Aged Care

Why is physical activity important for the elderly

Physical activity is about more than just maintaining our physical health – it’s a way for us to enjoy a higher quality of life overall. Depending on the type of activity you choose, exercise can also offer a wealth of mental, social and emotional benefits, too.

Let’s explore the many benefits of physical activities for aged care

Reduce your risk of disease

Regular physical activity helps lower your risk of developing various health issues, such as high blood pressure, high cholesterol, type 2 diabetes, heart disease, some cancers and bone and joint problems. Think of it as a natural defence system against some of the most common health concerns associated with aging.

Maintain a healthy weight

As metabolism naturally slows down with age, staying active helps you maintain a healthy weight. And maintaining a healthy weight is about more than just making sure your pants still fit – it also ensures your everyday activities will be easier and more enjoyable.

Boost your energy levels

Feeling tired and sluggish? Physical activity can actually increase your energy levels and combat fatigue. It might seem counterintuitive, but moving your body can help you find more energy for the things you love.

Improve sleep quality

If you’re tired of tossing and turning, maintain a consistent exercise regime. Regular physical activity can promote better sleep, helping you wake up feeling refreshed and ready for the day. And it’s a win-win, because poor sleep can also contribute to health concerns like heart disease and depression.

Enhance mental wellbeing

Physical activity isn’t just good for your body; it’s a fantastic mood booster, too! It can reduce stress and anxiety, improve concentration and contribute to a more positive outlook on life. Who doesn’t want that?

Maintain independence

Physical activity, particularly strength exercises, helps maintain muscle mass and bone strength. This is crucial for preserving independence and mobility as you age, allowing you to continue doing the things you enjoy. Imagine being able to play with your grandchildren, garden, or travel without limitations!

Reduce the risk of falls

Improved strength and balance are key to preventing falls, a common concern for seniors. Incorporating balance exercises into your routine can significantly reduce your risk.

The good news…

You don’t need to run marathons to reap these benefits. Even moderate amounts of physical activity can make a big difference. The key is to find activities you enjoy and make them a regular part of your routine.

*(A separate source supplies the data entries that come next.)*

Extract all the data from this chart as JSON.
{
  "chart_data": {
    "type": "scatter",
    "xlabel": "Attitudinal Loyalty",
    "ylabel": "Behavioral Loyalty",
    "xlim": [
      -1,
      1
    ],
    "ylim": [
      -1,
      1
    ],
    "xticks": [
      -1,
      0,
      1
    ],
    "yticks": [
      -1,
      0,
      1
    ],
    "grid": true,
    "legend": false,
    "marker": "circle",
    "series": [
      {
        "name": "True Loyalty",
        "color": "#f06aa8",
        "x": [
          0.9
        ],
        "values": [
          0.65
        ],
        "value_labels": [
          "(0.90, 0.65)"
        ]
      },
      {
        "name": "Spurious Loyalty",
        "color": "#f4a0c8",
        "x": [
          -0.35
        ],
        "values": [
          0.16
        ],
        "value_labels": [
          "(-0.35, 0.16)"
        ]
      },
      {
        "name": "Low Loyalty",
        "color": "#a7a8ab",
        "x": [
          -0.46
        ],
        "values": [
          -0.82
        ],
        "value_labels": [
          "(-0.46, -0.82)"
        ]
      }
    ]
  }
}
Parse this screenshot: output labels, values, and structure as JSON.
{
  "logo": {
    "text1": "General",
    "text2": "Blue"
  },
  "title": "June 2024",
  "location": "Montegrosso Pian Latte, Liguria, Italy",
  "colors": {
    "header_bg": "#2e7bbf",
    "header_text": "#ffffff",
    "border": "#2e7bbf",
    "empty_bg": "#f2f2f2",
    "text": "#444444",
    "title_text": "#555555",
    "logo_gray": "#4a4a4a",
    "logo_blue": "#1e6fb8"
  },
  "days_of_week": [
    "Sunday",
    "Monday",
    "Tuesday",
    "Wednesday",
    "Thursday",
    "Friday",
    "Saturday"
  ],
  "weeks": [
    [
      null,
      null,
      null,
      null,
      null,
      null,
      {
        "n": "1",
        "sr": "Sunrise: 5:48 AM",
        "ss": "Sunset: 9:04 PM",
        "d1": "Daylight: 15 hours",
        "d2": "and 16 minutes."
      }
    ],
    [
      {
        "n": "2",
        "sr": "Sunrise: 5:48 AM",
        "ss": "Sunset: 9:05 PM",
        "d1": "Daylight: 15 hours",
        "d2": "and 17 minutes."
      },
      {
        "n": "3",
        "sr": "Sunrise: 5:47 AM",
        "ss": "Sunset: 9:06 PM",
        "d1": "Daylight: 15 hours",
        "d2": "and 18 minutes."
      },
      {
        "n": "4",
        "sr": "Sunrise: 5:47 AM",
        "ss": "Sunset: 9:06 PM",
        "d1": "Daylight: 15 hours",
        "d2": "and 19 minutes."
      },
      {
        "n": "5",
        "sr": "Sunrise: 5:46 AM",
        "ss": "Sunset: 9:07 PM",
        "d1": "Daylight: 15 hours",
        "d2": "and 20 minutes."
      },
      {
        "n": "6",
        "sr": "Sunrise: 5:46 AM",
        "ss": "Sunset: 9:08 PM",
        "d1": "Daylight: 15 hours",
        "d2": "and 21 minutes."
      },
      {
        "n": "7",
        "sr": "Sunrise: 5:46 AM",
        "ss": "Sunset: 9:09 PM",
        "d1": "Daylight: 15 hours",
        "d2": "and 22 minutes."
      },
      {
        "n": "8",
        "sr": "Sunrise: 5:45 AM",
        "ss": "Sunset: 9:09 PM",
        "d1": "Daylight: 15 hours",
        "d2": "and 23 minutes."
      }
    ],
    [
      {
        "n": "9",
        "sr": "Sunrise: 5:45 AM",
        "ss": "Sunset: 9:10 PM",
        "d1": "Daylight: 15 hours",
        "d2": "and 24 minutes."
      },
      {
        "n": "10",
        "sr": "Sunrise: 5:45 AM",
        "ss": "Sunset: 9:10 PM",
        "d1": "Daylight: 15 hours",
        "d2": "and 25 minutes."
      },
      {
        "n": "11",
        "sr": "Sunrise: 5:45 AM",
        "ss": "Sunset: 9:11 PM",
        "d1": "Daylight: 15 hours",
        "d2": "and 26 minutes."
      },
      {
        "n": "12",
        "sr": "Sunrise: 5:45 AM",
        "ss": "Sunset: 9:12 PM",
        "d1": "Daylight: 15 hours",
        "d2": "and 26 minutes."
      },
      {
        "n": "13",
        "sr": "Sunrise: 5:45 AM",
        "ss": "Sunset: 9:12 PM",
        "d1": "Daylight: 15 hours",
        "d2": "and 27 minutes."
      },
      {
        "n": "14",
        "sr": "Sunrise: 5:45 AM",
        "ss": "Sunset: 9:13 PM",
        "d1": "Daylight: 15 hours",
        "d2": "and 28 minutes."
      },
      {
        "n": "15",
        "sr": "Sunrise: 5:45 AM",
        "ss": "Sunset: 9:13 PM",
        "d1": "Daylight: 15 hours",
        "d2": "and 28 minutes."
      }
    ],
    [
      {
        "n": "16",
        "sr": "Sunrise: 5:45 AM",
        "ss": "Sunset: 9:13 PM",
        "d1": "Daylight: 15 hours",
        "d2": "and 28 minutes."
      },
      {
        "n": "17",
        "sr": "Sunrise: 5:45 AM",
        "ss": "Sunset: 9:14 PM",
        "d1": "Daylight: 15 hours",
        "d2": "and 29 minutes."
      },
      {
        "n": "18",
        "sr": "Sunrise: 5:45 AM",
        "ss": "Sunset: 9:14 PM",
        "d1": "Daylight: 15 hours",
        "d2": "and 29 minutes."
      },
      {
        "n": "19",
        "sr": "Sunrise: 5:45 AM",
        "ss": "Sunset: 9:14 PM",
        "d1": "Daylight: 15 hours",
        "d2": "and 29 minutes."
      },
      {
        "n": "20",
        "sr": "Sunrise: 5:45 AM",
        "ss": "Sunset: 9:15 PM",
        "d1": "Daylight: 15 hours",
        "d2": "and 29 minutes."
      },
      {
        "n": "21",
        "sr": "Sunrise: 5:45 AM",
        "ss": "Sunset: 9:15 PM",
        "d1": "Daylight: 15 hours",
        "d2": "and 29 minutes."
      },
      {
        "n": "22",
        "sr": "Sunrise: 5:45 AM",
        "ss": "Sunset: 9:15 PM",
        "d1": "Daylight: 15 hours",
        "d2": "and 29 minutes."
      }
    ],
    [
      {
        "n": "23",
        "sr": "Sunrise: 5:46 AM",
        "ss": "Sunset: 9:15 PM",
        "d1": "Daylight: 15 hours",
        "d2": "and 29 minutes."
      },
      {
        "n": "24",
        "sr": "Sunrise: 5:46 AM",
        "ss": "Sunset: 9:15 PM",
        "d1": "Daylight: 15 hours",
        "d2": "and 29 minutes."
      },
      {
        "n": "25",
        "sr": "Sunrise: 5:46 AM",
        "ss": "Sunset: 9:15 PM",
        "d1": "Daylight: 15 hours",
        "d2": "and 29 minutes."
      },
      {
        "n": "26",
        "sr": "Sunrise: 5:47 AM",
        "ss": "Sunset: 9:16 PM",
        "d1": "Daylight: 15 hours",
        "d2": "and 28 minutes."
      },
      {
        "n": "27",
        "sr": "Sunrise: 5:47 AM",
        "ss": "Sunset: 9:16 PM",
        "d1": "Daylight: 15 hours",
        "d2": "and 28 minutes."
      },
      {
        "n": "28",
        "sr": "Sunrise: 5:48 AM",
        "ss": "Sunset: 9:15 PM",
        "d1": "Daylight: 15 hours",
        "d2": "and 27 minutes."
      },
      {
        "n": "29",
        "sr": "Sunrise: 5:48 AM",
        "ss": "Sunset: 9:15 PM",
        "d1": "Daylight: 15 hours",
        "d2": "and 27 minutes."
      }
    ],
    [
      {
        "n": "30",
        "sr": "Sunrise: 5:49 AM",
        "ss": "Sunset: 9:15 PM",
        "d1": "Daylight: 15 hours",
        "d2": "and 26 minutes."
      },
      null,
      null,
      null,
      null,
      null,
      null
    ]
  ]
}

We offer many opportunities for physical activity in our aged care lifestyle programs, but it’s also helpful to think outside the box.

Here are a few ideas:

  • Moderate fitness activities: Brisk walking, swimming, games, yard work, tennis and even cleaning can get your heart pumping.
  • Strength activities: Lift weights, carry groceries, climb stairs, do some digging in the garden or try simple bodyweight exercises. You can even try chair-based exercises like yoga and dancing.
  • Flexibility activities: Tai chi, bowls, stretching, yoga and dancing can help you move more freely and improve your flexibility.

Remember, it’s always a good idea to consult your doctor before starting any new exercise program, especially if you have any health conditions. They can help you tailor an activity plan that suits your individual needs and abilities.

Now, all there is left to do is to get moving. You’ll be amazed at how much better you feel physically, mentally and emotionally.